BİR AYDINLANMA PROJESİ: ÇOCUĞA HAK ARAMAK
Aydınlanma düşüncesinin devlet ve bireye dair yeni tanımlamalar getirmesi, insanlığın arketipi olan çocuğu da tanımlamayı zorunlu kılmıştır. Modern iktidarın ve modern toplumun yavaş yavaş yeni şekline hazırlandığı bu dönemde çocuk da yeniden var oldu. Modernleşme, çocuğu salt biyolojik bir kategori olarak görmeyip onu toplumsal bir kurguyla yeniden tanımladı. Bu yüzden modern çağın çocuğu iki kere dünyaya gelir: birincisi anladığımız anlamda biyolojik bir doğum olarak ikincisi içine doğduğu toplumsallığın şekillendirdiği bir nesnel araç olarak. [1]

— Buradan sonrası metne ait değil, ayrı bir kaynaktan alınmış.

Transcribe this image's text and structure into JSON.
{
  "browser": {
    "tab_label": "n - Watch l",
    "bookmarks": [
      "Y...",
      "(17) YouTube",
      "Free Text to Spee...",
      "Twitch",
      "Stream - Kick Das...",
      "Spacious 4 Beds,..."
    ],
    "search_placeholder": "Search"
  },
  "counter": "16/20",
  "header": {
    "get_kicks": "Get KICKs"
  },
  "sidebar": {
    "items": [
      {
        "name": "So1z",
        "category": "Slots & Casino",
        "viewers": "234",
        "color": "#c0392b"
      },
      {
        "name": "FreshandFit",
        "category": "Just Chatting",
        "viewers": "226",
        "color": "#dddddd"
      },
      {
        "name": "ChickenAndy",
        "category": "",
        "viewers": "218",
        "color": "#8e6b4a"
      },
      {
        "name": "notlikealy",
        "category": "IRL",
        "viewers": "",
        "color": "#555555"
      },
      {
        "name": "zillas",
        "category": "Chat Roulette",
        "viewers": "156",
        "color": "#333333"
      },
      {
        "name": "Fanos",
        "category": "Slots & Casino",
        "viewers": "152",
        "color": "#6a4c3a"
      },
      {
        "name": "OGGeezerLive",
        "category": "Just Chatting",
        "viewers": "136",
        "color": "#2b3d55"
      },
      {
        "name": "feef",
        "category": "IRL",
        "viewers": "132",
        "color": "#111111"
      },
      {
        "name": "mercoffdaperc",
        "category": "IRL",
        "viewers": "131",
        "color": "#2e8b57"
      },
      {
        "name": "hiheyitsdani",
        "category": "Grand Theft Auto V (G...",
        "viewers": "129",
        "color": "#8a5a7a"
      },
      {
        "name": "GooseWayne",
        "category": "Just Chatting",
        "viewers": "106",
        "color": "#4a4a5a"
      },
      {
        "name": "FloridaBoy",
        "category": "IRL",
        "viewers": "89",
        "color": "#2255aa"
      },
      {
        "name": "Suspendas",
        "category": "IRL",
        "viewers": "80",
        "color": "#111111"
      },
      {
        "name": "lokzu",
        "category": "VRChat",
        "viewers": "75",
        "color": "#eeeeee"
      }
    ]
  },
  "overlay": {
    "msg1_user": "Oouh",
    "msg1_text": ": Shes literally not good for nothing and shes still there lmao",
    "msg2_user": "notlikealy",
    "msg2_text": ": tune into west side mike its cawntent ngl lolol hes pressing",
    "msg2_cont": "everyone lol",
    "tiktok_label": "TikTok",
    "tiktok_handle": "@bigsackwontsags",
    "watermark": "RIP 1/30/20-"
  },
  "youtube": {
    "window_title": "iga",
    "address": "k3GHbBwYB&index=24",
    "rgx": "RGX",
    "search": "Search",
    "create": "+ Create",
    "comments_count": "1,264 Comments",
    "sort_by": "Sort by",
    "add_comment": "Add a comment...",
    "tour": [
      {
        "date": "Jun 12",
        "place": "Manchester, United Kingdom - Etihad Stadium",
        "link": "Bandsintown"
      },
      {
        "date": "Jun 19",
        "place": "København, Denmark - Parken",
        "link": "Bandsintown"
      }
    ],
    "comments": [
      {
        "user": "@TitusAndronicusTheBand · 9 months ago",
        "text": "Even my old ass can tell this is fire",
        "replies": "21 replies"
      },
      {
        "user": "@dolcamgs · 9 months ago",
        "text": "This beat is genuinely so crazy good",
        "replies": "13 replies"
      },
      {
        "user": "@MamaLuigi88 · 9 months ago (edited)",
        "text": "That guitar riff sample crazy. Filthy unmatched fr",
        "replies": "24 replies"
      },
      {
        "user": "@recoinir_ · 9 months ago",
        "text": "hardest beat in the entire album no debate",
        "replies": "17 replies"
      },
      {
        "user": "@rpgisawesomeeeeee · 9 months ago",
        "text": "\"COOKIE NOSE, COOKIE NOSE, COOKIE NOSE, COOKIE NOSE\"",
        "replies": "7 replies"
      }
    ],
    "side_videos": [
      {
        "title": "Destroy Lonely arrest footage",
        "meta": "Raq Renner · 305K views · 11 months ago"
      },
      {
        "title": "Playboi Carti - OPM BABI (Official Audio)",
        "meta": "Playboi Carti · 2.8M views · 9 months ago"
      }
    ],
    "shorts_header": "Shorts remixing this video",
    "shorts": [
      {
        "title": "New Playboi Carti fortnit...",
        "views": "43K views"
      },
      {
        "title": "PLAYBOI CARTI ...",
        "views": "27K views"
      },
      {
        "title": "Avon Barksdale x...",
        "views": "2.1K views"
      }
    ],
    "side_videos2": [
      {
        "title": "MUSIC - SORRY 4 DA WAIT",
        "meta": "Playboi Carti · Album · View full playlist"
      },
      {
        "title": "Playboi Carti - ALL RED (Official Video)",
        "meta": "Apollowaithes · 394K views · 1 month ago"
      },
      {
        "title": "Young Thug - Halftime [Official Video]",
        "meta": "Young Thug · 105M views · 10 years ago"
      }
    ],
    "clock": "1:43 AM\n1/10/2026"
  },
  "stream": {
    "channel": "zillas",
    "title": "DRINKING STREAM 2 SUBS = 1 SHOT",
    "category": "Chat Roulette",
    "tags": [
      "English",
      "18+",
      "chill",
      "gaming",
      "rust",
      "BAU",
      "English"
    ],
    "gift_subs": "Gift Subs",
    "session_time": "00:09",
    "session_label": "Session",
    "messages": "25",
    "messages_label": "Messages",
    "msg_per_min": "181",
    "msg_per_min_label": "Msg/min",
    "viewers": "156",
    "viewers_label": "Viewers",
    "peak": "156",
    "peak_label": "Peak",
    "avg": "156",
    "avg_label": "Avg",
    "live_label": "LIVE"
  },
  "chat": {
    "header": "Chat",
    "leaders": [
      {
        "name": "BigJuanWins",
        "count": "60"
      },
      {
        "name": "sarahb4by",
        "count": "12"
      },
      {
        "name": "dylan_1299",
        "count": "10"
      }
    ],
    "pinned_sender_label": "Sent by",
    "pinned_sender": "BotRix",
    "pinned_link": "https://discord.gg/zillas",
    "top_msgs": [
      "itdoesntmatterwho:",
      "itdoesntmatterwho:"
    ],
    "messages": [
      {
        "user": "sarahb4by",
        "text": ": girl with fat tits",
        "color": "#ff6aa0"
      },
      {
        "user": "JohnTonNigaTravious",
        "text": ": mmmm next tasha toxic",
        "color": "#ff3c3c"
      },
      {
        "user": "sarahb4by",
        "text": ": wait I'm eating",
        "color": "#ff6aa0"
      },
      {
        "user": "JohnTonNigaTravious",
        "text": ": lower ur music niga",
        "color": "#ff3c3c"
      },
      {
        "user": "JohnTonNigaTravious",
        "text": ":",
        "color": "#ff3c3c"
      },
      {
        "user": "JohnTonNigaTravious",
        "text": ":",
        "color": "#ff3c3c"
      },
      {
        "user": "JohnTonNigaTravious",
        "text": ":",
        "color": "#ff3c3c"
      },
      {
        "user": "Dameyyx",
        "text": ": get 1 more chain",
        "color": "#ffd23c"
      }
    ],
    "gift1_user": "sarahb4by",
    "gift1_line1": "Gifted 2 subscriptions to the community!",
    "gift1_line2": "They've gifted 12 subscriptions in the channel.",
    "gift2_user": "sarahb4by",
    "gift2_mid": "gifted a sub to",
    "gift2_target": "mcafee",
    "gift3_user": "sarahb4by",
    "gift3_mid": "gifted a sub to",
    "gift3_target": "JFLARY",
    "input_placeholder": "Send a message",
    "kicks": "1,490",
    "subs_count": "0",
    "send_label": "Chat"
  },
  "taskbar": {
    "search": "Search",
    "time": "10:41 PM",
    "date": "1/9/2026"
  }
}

Aydınlanmacı düşünürler skolastik düşünceye, kilisenin devlet ve bilgi üzerindeki otoritesine karşı çıkarak yeni bir söylem geliştirdi. Bilimsel, deneyimsel, pozitivist ve seküler karakterdeki bu söylem bireyi, devleti ve doğayı yeniden tanımladı. İnsan bireye dönüşürken “tanrı” ve devlet karşısında daha özgür bir zemin yakalamaya çalıştı. İnsanın özüne dair bu tartışmalar bireyi devlet karşısında daha güçlü yapmayı hedefliyordu. Nitekim, sonrasında gelen toplumsal sözleşmeler bu çabanın bir sonucuydu. Bu sözleşmelerde geçtiği üzere devletin muhatabı olarak bireyin elit sınıfın erkekleri olduğu görülür. Erkeği muhatap alan bu toplumsal sözleşme ve diğer tüm hukuk metinleri kadınları, çocukları ve yaşlıları içeren özel maddelere sahip olmayan dışlayıcı karakterdeydi. Çocukların ilgili sözleşme ve bildirilere dâhil edilmesi ve hatta çocuklar için özel uluslararası geçerli sözleşme metinlerinin hazırlanması çok daha sonraları mümkün olacaktır.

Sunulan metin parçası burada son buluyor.